By Emil Danielyan
International mediators have renewed their calls for Armenia and Azerbaijan to sign up to their proposed framework agreement to end the Nagorno-Karabakh conflict before the end of this year.
In their second statement in less than two weeks circulated late Monday, the American, French and Russian co-chairs of the OSCE Minsk Group again urged the presidents of the two countries to display the “political will” for mutual compromise.
“The Co-Chairs continue to believe that the proposals developed through the past two years of negotiations hold the best potential for achieving a just and lasting settlement of the conflict,” they said. “They strongly believe that it is now time for the two Presidents to take the initiative for achieving a breakthrough in the settlement process based on these principles, and they stand ready to assist the parties to conclude an agreement if the Presidents indicate they are prepared to do so.”
“Although no additional meetings between the sides under the auspices of the Co-Chairs are planned for the immediate future, they will be ready to reengage if the parties decide to pursue the talks with the political will that has thus far been lacking,” added the mediators.
They already made similar calls in a statement that was submitted to the OSCE’s decision-making Permanent Council in Vienna on June 22 and made public last week. That statement for the first time officially disclosed the essence the peace deal drawn up by the Minsk Group.
The mediating troika reiterated its key points in the follow-up communiqué: “The principles are based on the redeployment of Armenian troops from Azerbaijani territories around Nagorno-Karabakh, with special modalities for Kelbajar and Lachin districts (including a corridor between Armenia and Nagorno-Karabakh), demilitarization of those territories, and a referendum or population vote -- at a date and in a manner to be decided through further negotiations -- to determine the final legal status of Nagorno-Karabakh.”
Armenia finds this formula largely acceptable and says President Robert Kocharian and his Azerbaijani counterpart Ilham Aliev agreed to the referendum option during their face-to-face talks earlier this year.
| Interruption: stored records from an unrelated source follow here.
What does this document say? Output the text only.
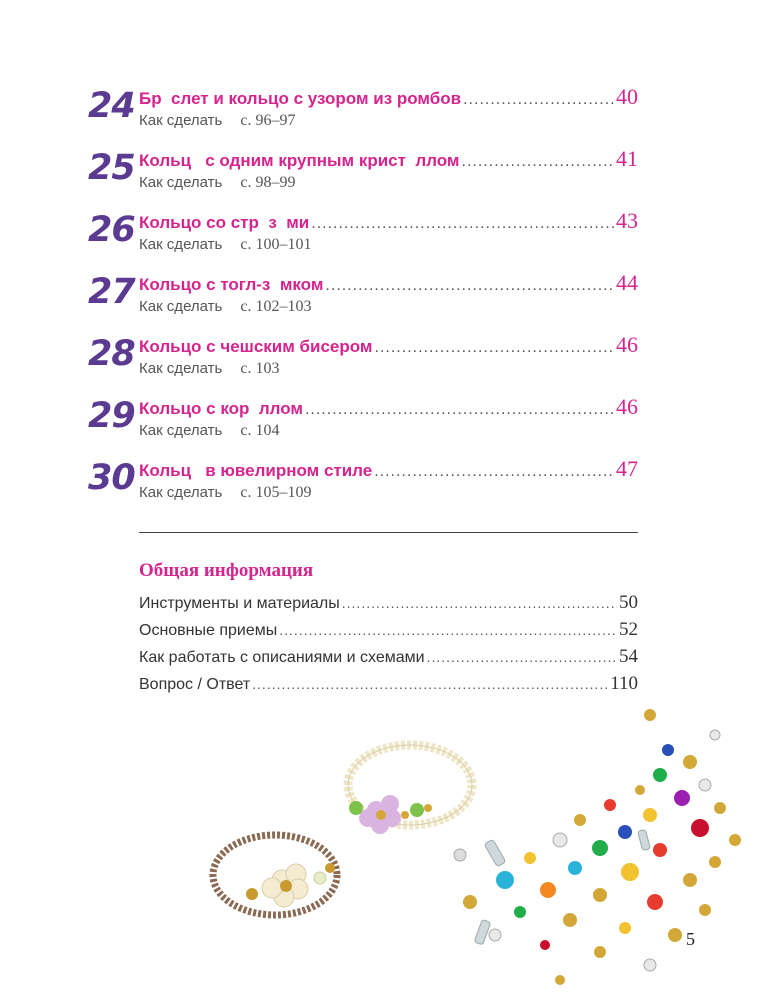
24 Бр  слет и кольцо с узором из ромбов .....	40
Как сделать с. 96–97
25 Кольц   с одним крупным крист  ллом .....	41
Как сделать с. 98–99
26 Кольцо со стр  з  ми .....	43
Как сделать с. 100–101
27 Кольцо с тогл-з  мком .....	44
Как сделать с. 102–103
28 Кольцо с чешским бисером .....	46
Как сделать с. 103
29 Кольцо с кор  ллом .....	46
Как сделать с. 104
30 Кольц   в ювелирном стиле .....	47
Как сделать с. 105–109
Общая информация
Инструменты и материалы .....	50
Основные приемы .....	52
Как работать с описаниями и схемами .....	54
Вопрос / Ответ .....	110
5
Azerbaijan’s reaction has been more ambiguous. Its deputy foreign minister, Araz Azimov, claimed earlier on Monday that the mediators disclosed and “took out of context” only some provisions of the proposed peace deal. Aliev, for his part, stated last week that he will “never let Nagorno-Karabakh be separated from Azerbaijan.”
The Armenian Foreign Ministry insisted on Tuesday that the mediators’ statements do reflect the current state of affairs in the negotiating process. “The reality is very clear – the Minsk Group co-chairs, with their second confirming statement, presented the principles for resolution which are on the negotiating table, together with their assessments,” a ministry spokesman, Vladimir Karapetian, said.
The Minsk Group’s U.S. co-chair, Matthew Bryza, told RFE/RL late last month that he and his French and Russian counterparts have decided to take “a bit of a pause throughout the summer” to see whether Aliev and Kocharian have the political will to make “tough compromises.” The mediators now see “no sense in us trying to arrange another round of presidential meetings,” he said.